Robert N. McDonald Chief Counsel Opinions Advice

[1] The Maryland Health Maintenance Organization Act is codified at Annotated Code of Maryland, Health-General Article, § 19-701 et seq.
[2] In this opinion, the terms “out-of-network provider,” “non-participating provider,”and “non-contracting provider” are used synonymously to mean a health care provider who is not under contract with the patient’s HMO to provide services to the HMO’s members.
[3] The rules against balance billing do not apply to an out-of-state provider who is not under contract with a Maryland HMO and does not otherwise have the minimum contacts with Maryland that permit application of Maryland law. See 1998 Opinion at pp. 8-12.
[4] In a development not directly related to your question, the Legislature created another vehicle for compensating out-of-network providers for services provided to plan members, which incorporated the possibility of balance billing of plan members. Legislation passed in 1995 required employers who offer health care benefits through an HMO plan to also offer a “point-of-service” option. See Chapter 605, Laws of Maryland 1995, codified at HG § 19-710.2. A point-of-service plan allows a subscriber to receive covered treatment by an out-of-network provider without a prior referral or authorization by the plan, although the subscriber may be liable for additional fees, including balance billing by the out-of-network provider. See 1998 Opinion at pp. 6-7.

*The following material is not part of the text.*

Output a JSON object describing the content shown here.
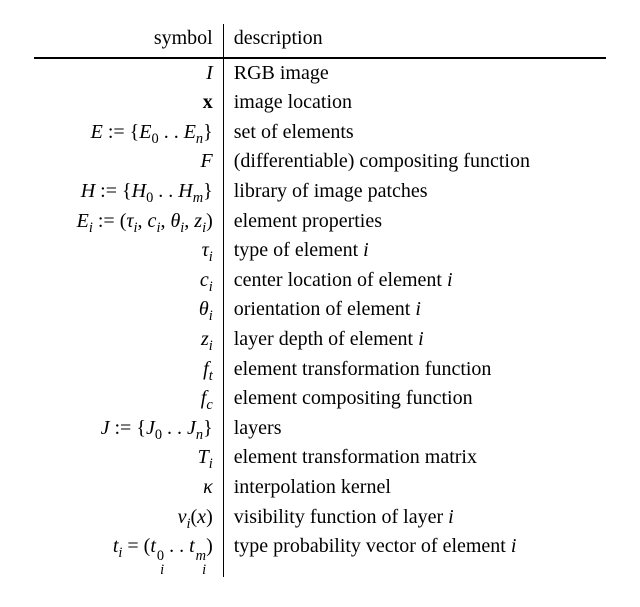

[5] It would also be at cross purposes to the ongoing assessment of the provision. The Legislature has directed the Maryland Health Care Commission and the HSCRC to conduct a study and make a recommendation as to the balance billing prohibition in the HMO law. Chapter 250, § 2, Laws of Maryland 2002.
[6] In your letter requesting this opinion, you indicated that you believe that a patient should be allowed to enter into a private contract with a physician who is not under contract with the patient’s HMO “and therefore not contractually bound to accept only the HMO payment” (emphasis added). Of course, in a private contract, the physician would not be accepting any HMO payment. If the service by the out-of-network physician was authorized by the patient’s HMO, the physician would be limited to the amount of the HMO payment specified in HG § 19-710.1.